Glossary of Human Resources Management and Employee Benefit Terms
A Health Maintenance Organization (HMO) is a type of network health insurance plan which focuses on prevention and coordinated care by a primary care physician (PCP). The PCP coordinates members’ care with in-network specialists, so members must receive a PCP’s referral to see any specialist. Out-of-network care generally isn’t covered at all, except in an emergency.
A Health Maintenance Organization is a health insurance plan that focuses on prevention and provides integrated care by requiring a referral from an in-network primary care physician in order to visit an in-network specialist.
With most HMO plans, patients must receive care and services from in-network primary care physicians, specialists, hospitals, clinics, and pharmacies unless it is for out-of-area urgent care or emergency care.
There are a few other points of consideration regarding HMO insurance plans:
Many services require a referral or prior approval.
If patients receive care from outside the network, services may not be covered.
In most cases, prescription drugs are covered.
The purpose of a Health Maintenance Organization is to focus on overall patient wellness and preventive healthcare while keeping costs low for its members by only covering in-network physicians and facilities.
One advantage of an HMO is that they typically offer lower monthly premiums and out-of-pocket costs (deductibles, copays, and coinsurance) than other types of insurance plans. An HMO is especially affordable for people who only need basic medical care such as annual checkups and immunizations.
In addition to lower costs, there are other advantages of an HMO:
HMOs in just about every part of the U.S. have large networks of doctors, including specialists.
HMOs often honor the networks of associated plans (such as plans run by the same insurance carrier in other states). Members who travel can call the plan to ask about in-network care on the road.
There are no restrictions on the number of primary care visits.
Drug costs are kept low (generally requiring only a small co-payment) and both generic and brand name drugs are available.
Usually, patients will not be required to submit claims to the insurance company.
They offer an appeal process if a claim is denied.

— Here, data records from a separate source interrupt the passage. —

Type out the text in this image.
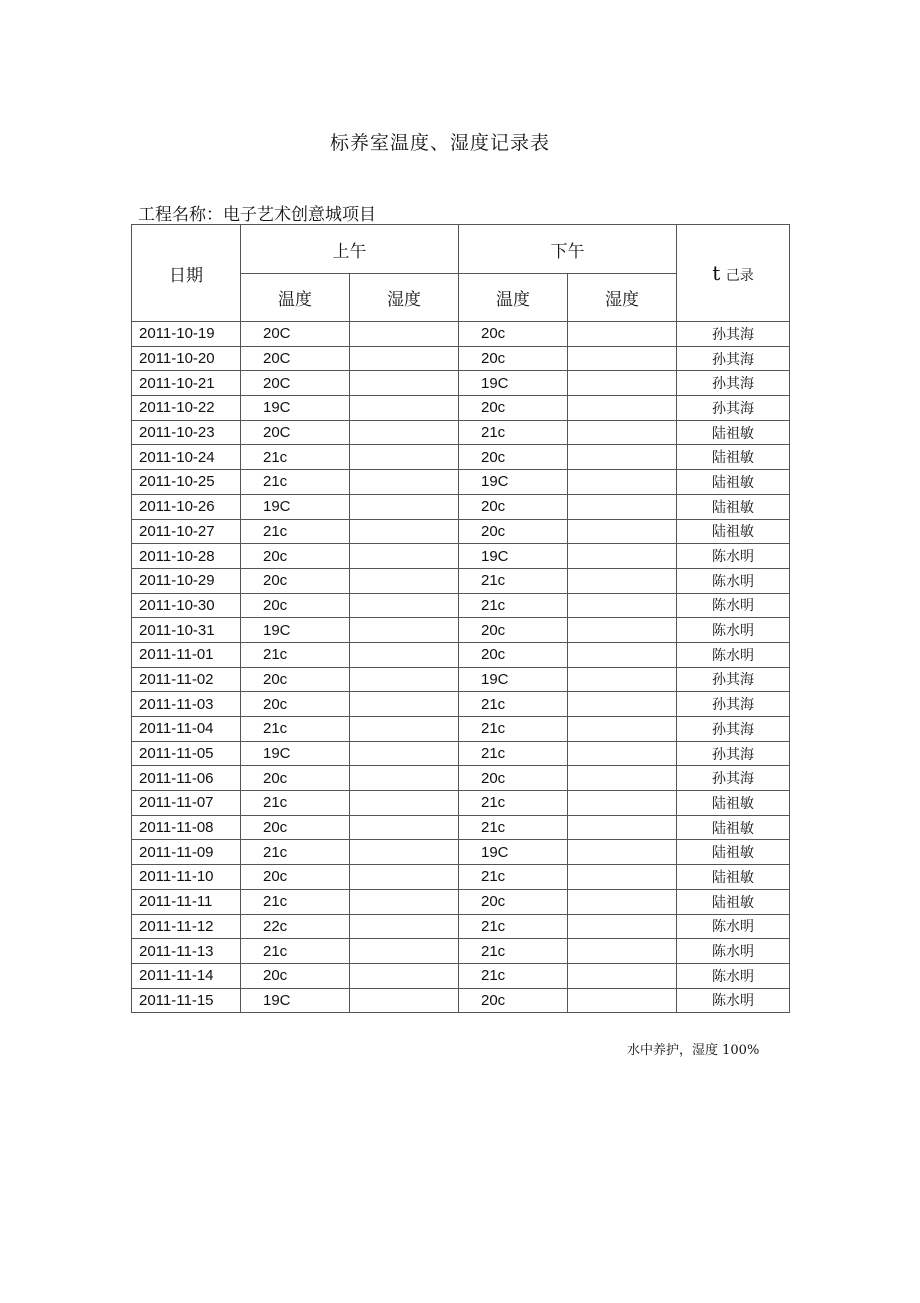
标养室温度、湿度记录表
工程名称：电子艺术创意城项目
日期	上午		下午		t 己录
	温度	湿度	温度	湿度	
2011-10-19	20C		20c		孙其海
2011-10-20	20C		20c		孙其海
2011-10-21	20C		19C		孙其海
2011-10-22	19C		20c		孙其海
2011-10-23	20C		21c		陆祖敏
2011-10-24	21c		20c		陆祖敏
2011-10-25	21c		19C		陆祖敏
2011-10-26	19C		20c		陆祖敏
2011-10-27	21c		20c		陆祖敏
2011-10-28	20c		19C		陈水明
2011-10-29	20c		21c		陈水明
2011-10-30	20c		21c		陈水明
2011-10-31	19C		20c		陈水明
2011-11-01	21c		20c		陈水明
2011-11-02	20c		19C		孙其海
2011-11-03	20c		21c		孙其海
2011-11-04	21c		21c		孙其海
2011-11-05	19C		21c		孙其海
2011-11-06	20c		20c		孙其海
2011-11-07	21c		21c		陆祖敏
2011-11-08	20c		21c		陆祖敏
2011-11-09	21c		19C		陆祖敏
2011-11-10	20c		21c		陆祖敏
2011-11-11	21c		20c		陆祖敏
2011-11-12	22c		21c		陈水明
2011-11-13	21c		21c		陈水明
2011-11-14	20c		21c		陈水明
2011-11-15	19C		20c		陈水明
水中养护，湿度 100%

There are, however, a few disadvantages of an HMO:
Patients will only get insurance coverage if they visit an in-network physician and facility.
If a primary care physician leaves the network, patients will need to change doctors.
Patients must get a referral from their primary care physician before seeing a specialist (unless it’s an emergency).
Whether or not it is better to have a PPO or an HMO depends on several factors, including the general health of the plan’s members, the desired amount of flexibility in choosing doctors and healthcare facilities, and budget constraints.
A Preferred Provider Organization (PPO) offers more flexibility in doctors and facilities than HMOs because members have more options. Members don’t need a primary care physician’s referral to visit a specialist and also have the option to visit out-of-network healthcare providers, albeit, at a higher out-of-pocket cost. Also, PPOs generally come with higher co-payments and/or deductibles.
Does not require a primary care physician.
Members may select any doctor, even out-of-network (at a higher cost).
There is no need to get a referral to see a specialist.
Members may need to submit an insurance claim for out-of-network care.
The plan costs are generally higher.
A primary care physician coordinates all healthcare decisions and makes referrals to specialists and for hospital visits (except in the case of an emergency).
Members are not required to file claims, since the insurance company pays the provider directly.
The costs are generally lower.
When deciding between the two plans, it basically comes down to the greater flexibility of a PPO plan versus the lower cost of an HMO plan.